Earlier, we questioned why Exxon Mobil Corp. - one of British Columbia's smallest offshore oil and gas leaseholders - expressed an interest in that resource when executives met with Energy, Mines and Petroleum Resources Minister Rich Neufeld back in February. Well, in an interview with Public Eye, Clark Wilson LLP energy and natural resources group chair Tony Fogarassy explained, "When you look at the oil and gas rights map of the BC offshore, it looks like (Exxon Mobil) hasn't got a lot out there because, gee, (Shell Canada Inc.) and (Chevron Corp.) have got tons. And from a proportional standpoint, they've got a small little bit. But, when you add up the number of hectares that Exxon Mobil has under lease, it's quite a substantial figure - because that whole area is completely unexplored. And the tracks that they've got are actually quite large by onshore standards."
Continued Mr. Fogarassy, "Everybody knows that Shell and Chevron, over the last couple years, have been doing a lot of technical ground work just hoping the federal government in particular will lift its moratorium. Because they know the provincial government will lift it immediately as soon as the feds lift theirs. And a company like Exxon Mobil would say, 'You know what - if Shell and Chevron look like they're somehow going to get that moratorium lifted. And Shell and Chevron are going to start doing some work. Well, we better get ready too because we've got offsetting acerage that might be prospective.' Exxon Mobil won't really have to do lots of heavy-lifting. They'll watch what Shell and Chevron are up to." And, if those two companies discover petroleum reserves near Exxon Mobil eases, the Irving, Texas corporate giant will undertake its own exploratory work.

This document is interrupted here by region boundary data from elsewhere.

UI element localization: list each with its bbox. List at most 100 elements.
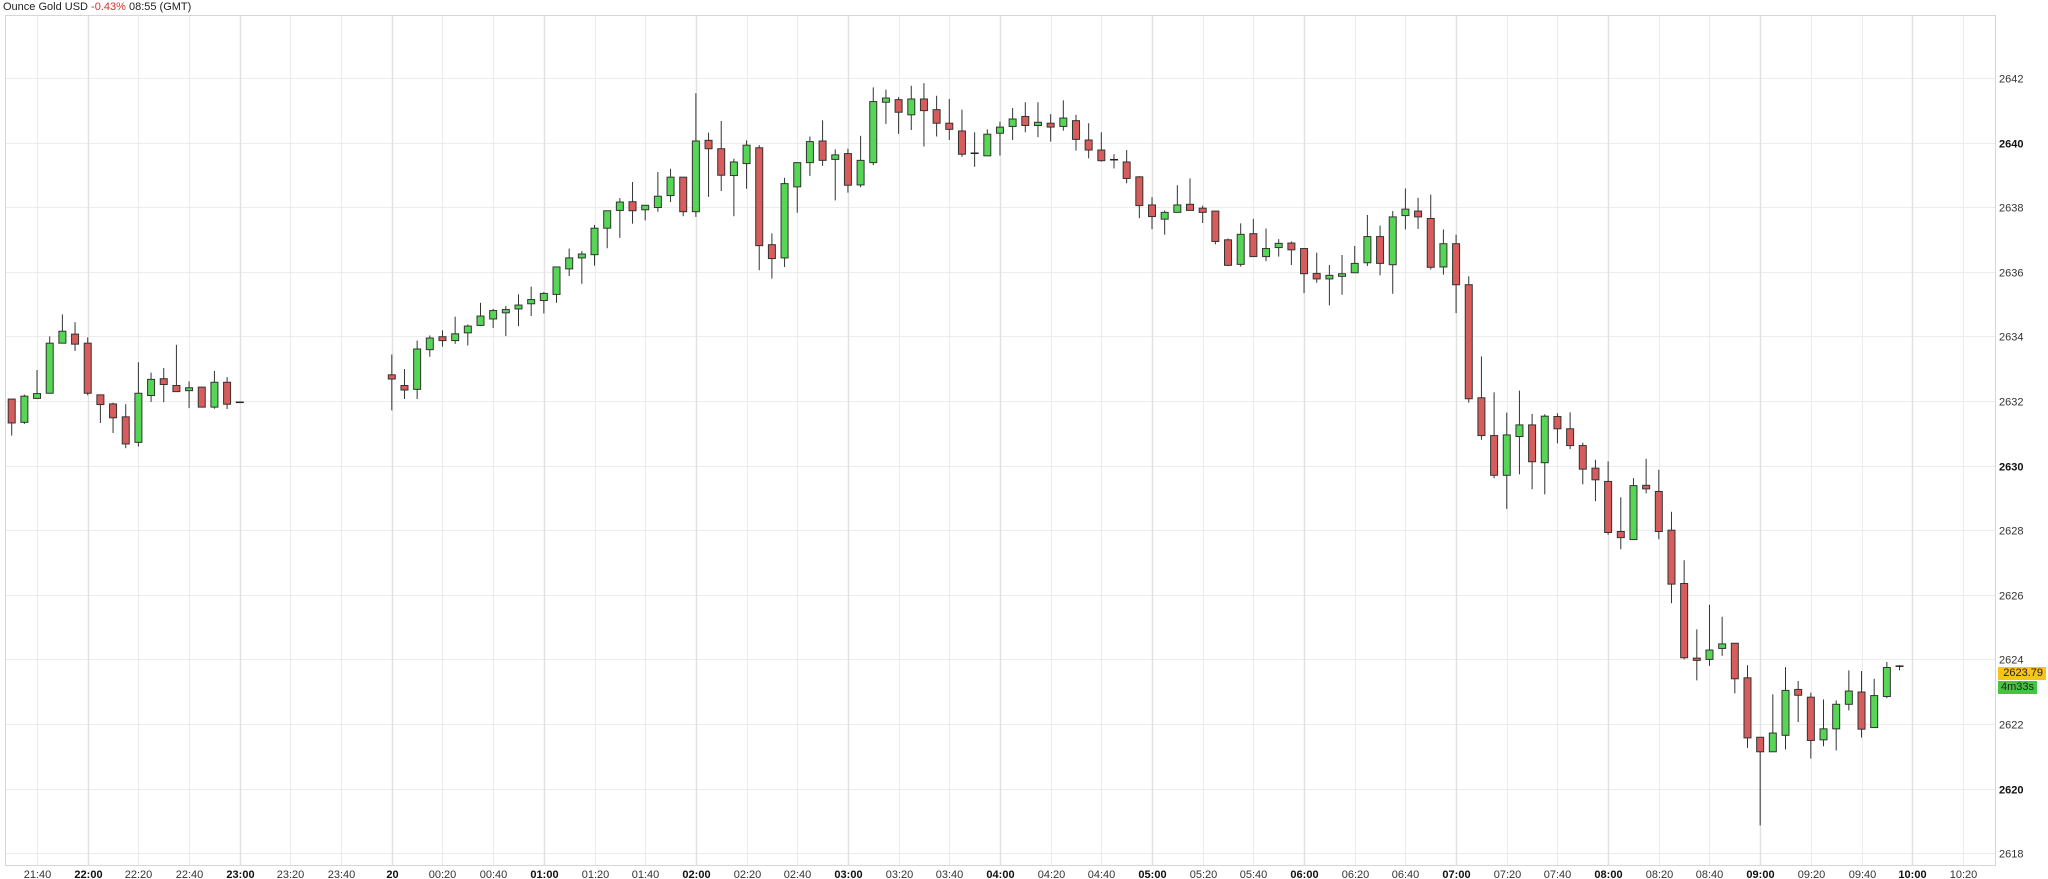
x-tick-label: 07:40	[1544, 869, 1572, 879]
candle-body	[704, 139, 713, 150]
last-price-badge: 2623.79	[1998, 667, 2046, 680]
candle-down	[387, 354, 396, 411]
candle-down	[1857, 671, 1866, 738]
candle-up	[1705, 604, 1714, 666]
candle-body	[615, 201, 624, 211]
candle-body	[1566, 428, 1575, 447]
candle-down	[679, 176, 688, 217]
candle-body	[413, 348, 422, 390]
candle-up	[907, 85, 916, 131]
candle-up	[1515, 390, 1524, 475]
candle-up	[58, 314, 67, 344]
candle-body	[223, 381, 232, 405]
candle-down	[7, 398, 16, 436]
candle-body	[514, 304, 523, 310]
candle-body	[438, 336, 447, 342]
candle-up	[476, 302, 485, 327]
candle-up	[33, 369, 42, 399]
candle-down	[197, 386, 206, 408]
y-tick-label: 2624	[1999, 655, 2023, 667]
candle-body	[7, 398, 16, 424]
candle-body	[147, 378, 156, 397]
candle-body	[717, 148, 726, 176]
candle-up	[691, 93, 700, 217]
candle-up	[1439, 229, 1448, 275]
x-tick-label: 10:00	[1898, 869, 1926, 879]
candle-body	[1490, 435, 1499, 476]
candle-body	[869, 101, 878, 164]
candle-down	[1730, 642, 1739, 694]
candle-body	[1768, 732, 1777, 753]
candle-body	[995, 126, 1004, 134]
candle-down	[1224, 238, 1233, 266]
candle-body	[1730, 642, 1739, 680]
candle-body	[1426, 218, 1435, 268]
candle-down	[1528, 413, 1537, 490]
candle-up	[1401, 188, 1410, 230]
candle-body	[1338, 273, 1347, 277]
candle-down	[172, 344, 181, 393]
candle-up	[831, 149, 840, 201]
y-tick-label: 2630	[1999, 462, 2023, 474]
candle-down	[1756, 736, 1765, 826]
candle-down	[1376, 225, 1385, 276]
x-tick-label: 03:20	[886, 869, 914, 879]
candle-down	[1566, 412, 1575, 450]
candle-body	[881, 97, 890, 103]
candle-body	[210, 381, 219, 408]
x-tick-label: 01:00	[530, 869, 558, 879]
x-tick-label: 23:00	[226, 869, 254, 879]
candle-body	[159, 378, 168, 386]
candles	[7, 83, 1904, 826]
candle-down	[818, 120, 827, 166]
x-tick-label: 04:00	[986, 869, 1014, 879]
candle-body	[527, 299, 536, 305]
plot-frame	[5, 15, 1996, 866]
candle-up	[1338, 255, 1347, 295]
candle-body	[1781, 689, 1790, 736]
x-tick-label: 02:00	[682, 869, 710, 879]
candle-body	[539, 292, 548, 302]
candle-body	[1363, 236, 1372, 264]
candle-up	[881, 89, 890, 124]
candle-up	[1882, 661, 1891, 699]
candle-up	[983, 129, 992, 157]
candle-down	[1046, 114, 1055, 142]
candle-down	[96, 394, 105, 423]
x-tick-label: 03:00	[834, 869, 862, 879]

But couldn't Exxon Mobil also be looking at acquiring deepwater leases, as was suggested in a comment posted by public policy consultant Bernard Schulmann? "Lots of companies have enormous successes in deepwater, so you're point is a good one," responded Mr. Fogarassy. "Angola, the Gulf of Mexico - in all these places, they're going into two, five, ten thousand feet of water. And then they're drilling for like five miles. And, there in deeper water off the coast of British Columbia - greater than two hundred meters - land is not leased."